PART FOUR

[The fiddler plays his "Fugue."]

† July 20, 1846

I once drank with an auctioneer who remarked that there's often a sad story involved when an old toy is found in good condition.

[He prepares and sips another drink. This is an uncomfortably long and uncertain break.]

When our merry band of pie-oh-neeeeers did reach the Continental Divide, a rider I had sent ahead met them with a letter I had written in my own hand.

At this point, they were known as the "Boggs Company" as the newly elected Captain was Lilburn Boggs—the former governor of Missouri who had survived mysterious bullet wounds to the face, skull, and throat after he issued the Extermination Order, expelling members of the Church of Jesus Christ of Latter-day Saints from the State of Missouri.
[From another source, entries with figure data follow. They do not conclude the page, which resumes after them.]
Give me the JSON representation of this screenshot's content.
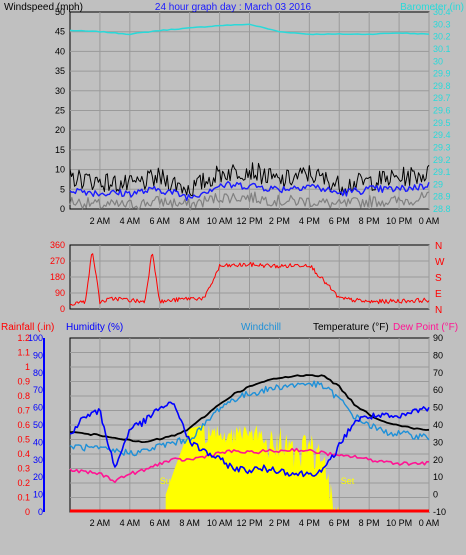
{
  "header": {
    "title": "24 hour graph day : March 03 2016"
  },
  "x_axis": {
    "labels": [
      "2 AM",
      "4 AM",
      "6 AM",
      "8 AM",
      "10 AM",
      "12 PM",
      "2 PM",
      "4 PM",
      "6 PM",
      "8 PM",
      "10 PM",
      "0 AM"
    ],
    "hours": [
      2,
      4,
      6,
      8,
      10,
      12,
      14,
      16,
      18,
      20,
      22,
      24
    ]
  },
  "colors": {
    "background": "#c0c0c0",
    "plot_bg": "#c0c0c0",
    "grid": "#9a9a9a",
    "wind_max": "#000000",
    "wind_avg": "#1a1aff",
    "wind_low": "#808080",
    "barometer": "#29d9d9",
    "direction": "#ff0000",
    "humidity": "#0000ff",
    "windchill": "#1e90d8",
    "temperature": "#000000",
    "dewpoint": "#ff1493",
    "solar": "#ffff00",
    "rainfall": "#ff0000"
  },
  "chart_data": [
    {
      "type": "line",
      "title": "24 hour graph day : March 03 2016",
      "left_axis_label": "Windspeed (mph)",
      "right_axis_label": "Barometer (in)",
      "xlabel": "",
      "ylim": [
        0,
        50
      ],
      "y_ticks": [
        0,
        5,
        10,
        15,
        20,
        25,
        30,
        35,
        40,
        45,
        50
      ],
      "y2lim": [
        28.8,
        30.4
      ],
      "y2_ticks": [
        "30.4",
        "30.3",
        "30.2",
        "30.1",
        "30",
        "29.9",
        "29.8",
        "29.7",
        "29.6",
        "29.5",
        "29.4",
        "29.3",
        "29.2",
        "29.1",
        "29",
        "28.9",
        "28.8"
      ],
      "x": [
        0,
        2,
        4,
        6,
        8,
        10,
        12,
        14,
        16,
        18,
        20,
        22,
        24
      ],
      "series": [
        {
          "name": "Barometer (in)",
          "axis": "right",
          "values": [
            30.25,
            30.24,
            30.22,
            30.25,
            30.27,
            30.29,
            30.3,
            30.24,
            30.22,
            30.22,
            30.22,
            30.23,
            30.22
          ]
        },
        {
          "name": "wind max",
          "axis": "left",
          "values": [
            8,
            7,
            6,
            8,
            5,
            9,
            10,
            7,
            9,
            6,
            7,
            8,
            9
          ]
        },
        {
          "name": "wind avg",
          "axis": "left",
          "values": [
            5,
            4,
            4,
            5,
            3,
            6,
            6,
            5,
            6,
            4,
            5,
            5,
            6
          ]
        },
        {
          "name": "wind low",
          "axis": "left",
          "values": [
            2,
            1,
            1,
            2,
            1,
            3,
            3,
            2,
            2,
            1,
            2,
            2,
            3
          ]
        }
      ]
    },
    {
      "type": "line",
      "title": "",
      "left_axis_label": "",
      "right_axis_labels": [
        "N",
        "W",
        "S",
        "E",
        "N"
      ],
      "ylim": [
        0,
        360
      ],
      "y_ticks": [
        0,
        90,
        180,
        270,
        360
      ],
      "x": [
        0,
        1,
        1.5,
        2,
        3,
        4,
        5,
        5.5,
        6,
        7,
        8,
        9,
        10,
        12,
        14,
        16,
        18,
        20,
        22,
        24
      ],
      "series": [
        {
          "name": "wind direction",
          "values": [
            30,
            40,
            330,
            40,
            60,
            50,
            40,
            330,
            40,
            50,
            60,
            60,
            240,
            250,
            240,
            250,
            60,
            40,
            45,
            50
          ]
        }
      ]
    },
    {
      "type": "line",
      "legend": [
        "Rainfall (.in)",
        "Humidity (%)",
        "Windchill",
        "Temperature (°F)",
        "Dew Point (°F)"
      ],
      "rain_axis": {
        "label": "Rainfall (.in)",
        "ylim": [
          0,
          1.2
        ],
        "ticks": [
          "0",
          "0.1",
          "0.2",
          "0.3",
          "0.4",
          "0.5",
          "0.6",
          "0.7",
          "0.8",
          "0.9",
          "1",
          "1.1",
          "1.2"
        ]
      },
      "humidity_axis": {
        "label": "Humidity (%)",
        "ylim": [
          0,
          100
        ],
        "ticks": [
          0,
          10,
          20,
          30,
          40,
          50,
          60,
          70,
          80,
          90,
          100
        ]
      },
      "temp_axis": {
        "label": "Temperature (°F)",
        "ylim": [
          -10,
          90
        ],
        "ticks": [
          -10,
          0,
          10,
          20,
          30,
          40,
          50,
          60,
          70,
          80,
          90
        ]
      },
      "sun_labels": {
        "rise": "Sun",
        "set": "Set"
      },
      "x": [
        0,
        1,
        2,
        3,
        4,
        5,
        6,
        7,
        8,
        9,
        10,
        11,
        12,
        13,
        14,
        15,
        16,
        17,
        18,
        19,
        20,
        21,
        22,
        23,
        24
      ],
      "series": [
        {
          "name": "Humidity (%)",
          "axis": "humidity",
          "values": [
            45,
            55,
            58,
            25,
            48,
            52,
            60,
            62,
            40,
            35,
            30,
            25,
            24,
            25,
            24,
            22,
            22,
            24,
            38,
            52,
            55,
            55,
            54,
            58,
            60
          ]
        },
        {
          "name": "Windchill",
          "axis": "temp",
          "values": [
            28,
            27,
            26,
            25,
            24,
            25,
            28,
            30,
            32,
            40,
            50,
            55,
            58,
            60,
            62,
            63,
            64,
            62,
            55,
            45,
            40,
            36,
            35,
            34,
            33
          ]
        },
        {
          "name": "Temperature (°F)",
          "axis": "temp",
          "values": [
            36,
            35,
            34,
            33,
            31,
            30,
            32,
            34,
            38,
            45,
            52,
            58,
            62,
            65,
            67,
            68,
            69,
            68,
            62,
            52,
            46,
            42,
            40,
            38,
            37
          ]
        },
        {
          "name": "Dew Point (°F)",
          "axis": "temp",
          "values": [
            14,
            13,
            12,
            8,
            12,
            14,
            18,
            20,
            20,
            22,
            24,
            25,
            24,
            25,
            25,
            26,
            25,
            24,
            22,
            22,
            20,
            19,
            18,
            18,
            18
          ]
        },
        {
          "name": "solar",
          "axis": "humidity",
          "values": [
            0,
            0,
            0,
            0,
            0,
            0,
            0,
            25,
            48,
            50,
            50,
            50,
            50,
            50,
            50,
            48,
            45,
            40,
            0,
            0,
            0,
            0,
            0,
            0,
            0
          ]
        },
        {
          "name": "Rainfall (.in)",
          "axis": "rain",
          "values": [
            0,
            0,
            0,
            0,
            0,
            0,
            0,
            0,
            0,
            0,
            0,
            0,
            0,
            0,
            0,
            0,
            0,
            0,
            0,
            0,
            0,
            0,
            0,
            0,
            0
          ]
        }
      ]
    }
  ]
}
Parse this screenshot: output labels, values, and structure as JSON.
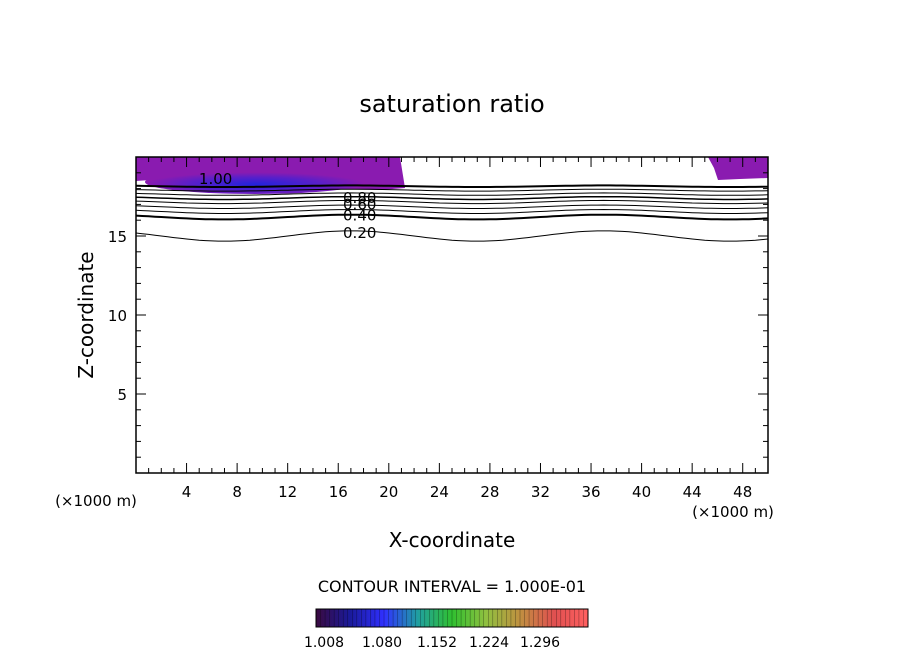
{
  "chart_data": {
    "type": "contour",
    "title": "saturation ratio",
    "xlabel": "X-coordinate",
    "ylabel": "Z-coordinate",
    "x_unit_left": "(×1000 m)",
    "x_unit_right": "(×1000 m)",
    "xlim": [
      0,
      50
    ],
    "ylim": [
      0,
      20
    ],
    "xticks": [
      4,
      8,
      12,
      16,
      20,
      24,
      28,
      32,
      36,
      40,
      44,
      48
    ],
    "yticks": [
      5,
      10,
      15
    ],
    "contour_interval_text": "CONTOUR INTERVAL = 1.000E-01",
    "contour_labels": [
      {
        "text": "1.00",
        "x": 6.3,
        "y": 18.6
      },
      {
        "text": "0.80",
        "x": 17.7,
        "y": 17.4
      },
      {
        "text": "0.60",
        "x": 17.7,
        "y": 17.0
      },
      {
        "text": "0.40",
        "x": 17.7,
        "y": 16.3
      },
      {
        "text": "0.20",
        "x": 17.7,
        "y": 15.2
      }
    ],
    "filled_regions": [
      {
        "name": "supersaturated-left",
        "x_range": [
          0,
          21
        ],
        "z_range": [
          18.1,
          20
        ]
      },
      {
        "name": "supersaturated-right",
        "x_range": [
          45.5,
          50
        ],
        "z_range": [
          18.5,
          20
        ]
      }
    ],
    "colorbar": {
      "ticks": [
        "1.008",
        "1.080",
        "1.152",
        "1.224",
        "1.296"
      ],
      "colors": [
        "#3a0a40",
        "#1a1a9a",
        "#3030ff",
        "#20a0a0",
        "#30c030",
        "#90c040",
        "#c09040",
        "#e05050",
        "#ff6060"
      ]
    },
    "fill_color": "#8a1bb0",
    "fill_dark": "#2a1fcc"
  }
}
His own brother, a physician, pronounced him dead and an obituary ran in all the papers, but he somehow served out the remainder of his term and lived another 22 years thereafter.

Despite all practical advice I can offer from my extensive experience, I would have said this to anyone traveling with Boggs that summer: the man clearly had Divine Protection—in just what form is open to interpretation, but SOMEONE was looking out for him!
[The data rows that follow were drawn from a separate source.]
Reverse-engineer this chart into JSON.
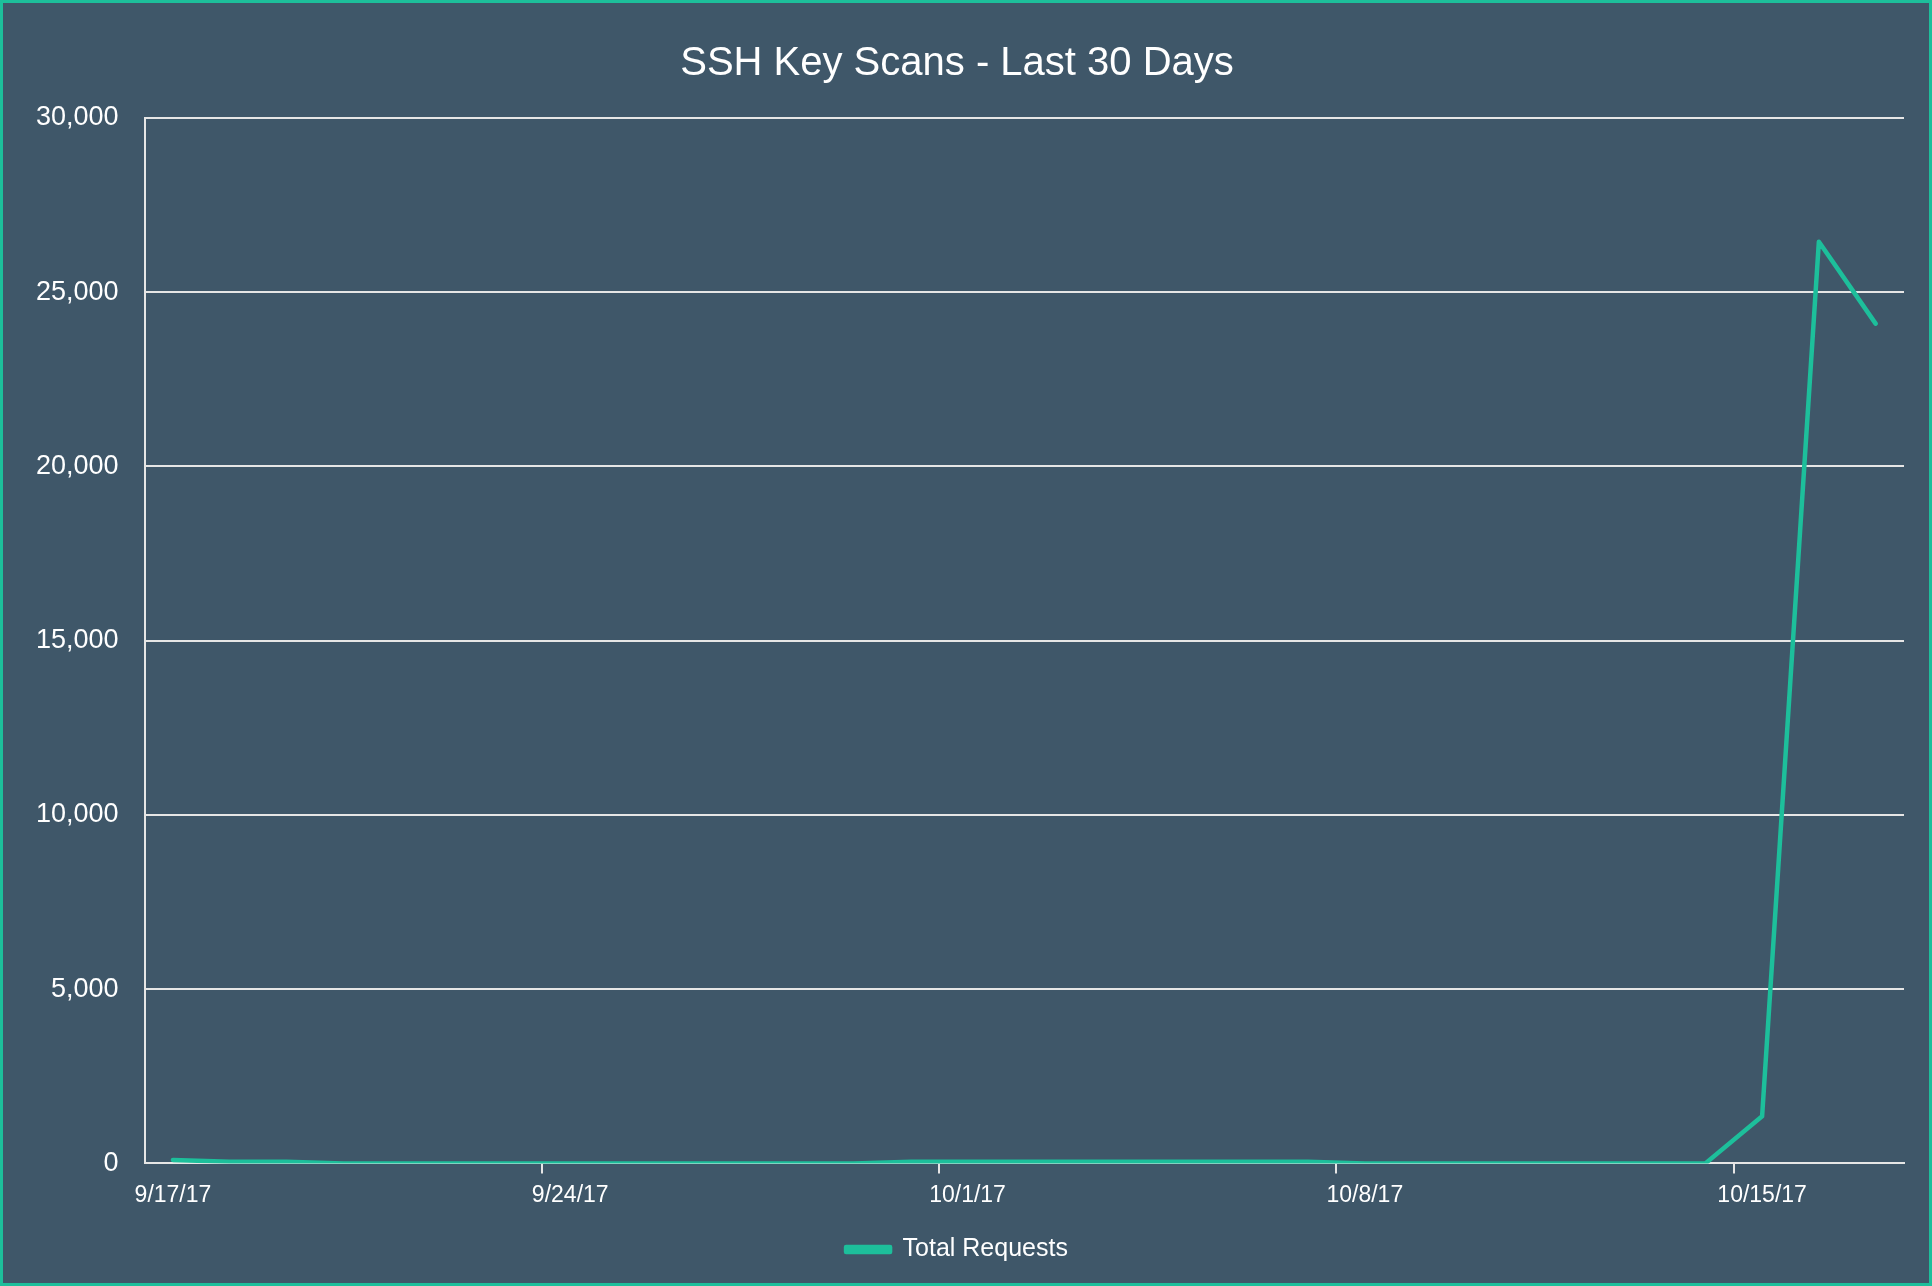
{
  "chart_data": {
    "type": "line",
    "title": "SSH Key Scans - Last 30 Days",
    "categories": [
      "9/17/17",
      null,
      null,
      null,
      null,
      null,
      null,
      "9/24/17",
      null,
      null,
      null,
      null,
      null,
      null,
      "10/1/17",
      null,
      null,
      null,
      null,
      null,
      null,
      "10/8/17",
      null,
      null,
      null,
      null,
      null,
      null,
      "10/15/17",
      null,
      null
    ],
    "series": [
      {
        "name": "Total Requests",
        "color": "#1dbf9b",
        "values": [
          100,
          50,
          50,
          0,
          0,
          0,
          0,
          0,
          0,
          0,
          0,
          0,
          0,
          50,
          50,
          50,
          50,
          50,
          50,
          50,
          50,
          0,
          0,
          0,
          0,
          0,
          0,
          0,
          1350,
          26450,
          24100
        ]
      }
    ],
    "ylim": [
      0,
      30000
    ],
    "yticks": [
      0,
      {
        "value": 5000,
        "label": "5,000"
      },
      {
        "value": 10000,
        "label": "10,000"
      },
      {
        "value": 15000,
        "label": "15,000"
      },
      {
        "value": 20000,
        "label": "20,000"
      },
      {
        "value": 25000,
        "label": "25,000"
      },
      {
        "value": 30000,
        "label": "30,000"
      }
    ],
    "grid": "y",
    "legend": "bottom",
    "marker": "none",
    "line_style": "solid"
  }
}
My open letter was handed directly to the former governor, clearly informing him and anyone else who cared to read that I would be on hand when they reached Fort Bridger. Nevertheless, Lilburn Boggs and his kin took the older Fort Hall route.

Not mine.

[He pauses.]

The Donner Party was born and baptized at the Continental Divide.

[He drinks for a little while.]

Meanwhile, I was waiting at Fort Bridger where gossip had reached me regarding a letter of another nature entirely. It would, in fact, be years before I truly learned of the letter's contents, but...Well, here is what it said. Notice that while Sutter could talk with the best of them, his orthography in the English language was somewhat lacking:

I like to be hospitable, but I am very glad when Capt. Hastings is gone, because he makes me a disagreeable situation, and I don't like to tell him to leave, particular as it is only a few days longer...perhaps nobody will see him here again, as his life will be in danger about his book, making out California a paridise [sic], even some of the Emigrants in the Valley, threatened his life, and by his imprudent writing he made himself the enemy of the Country people.

Now, Dear Reader, rest assured no one had threatened my life in California. And, of course, as it turned out, even I couldn't oversell California, so John Sutter was wrong on that account. However...I had been pushed out—and through no actions of my own. Timing...timing and the womanish chatter of ill-informed men had done me in before the Donner Party even existed. Sutter wanted no part of me.

And even that did not matter much:

During the Gold Rush of '49 yet four years away, Sutter's son arrived from Switzerland and outdid us all, underselling his own father in his ruthless bid to build a city he named Sacramento—just down the road from Sutterville, from his very own father's El Dorado.

That, truly, was the shortcut I'd missed.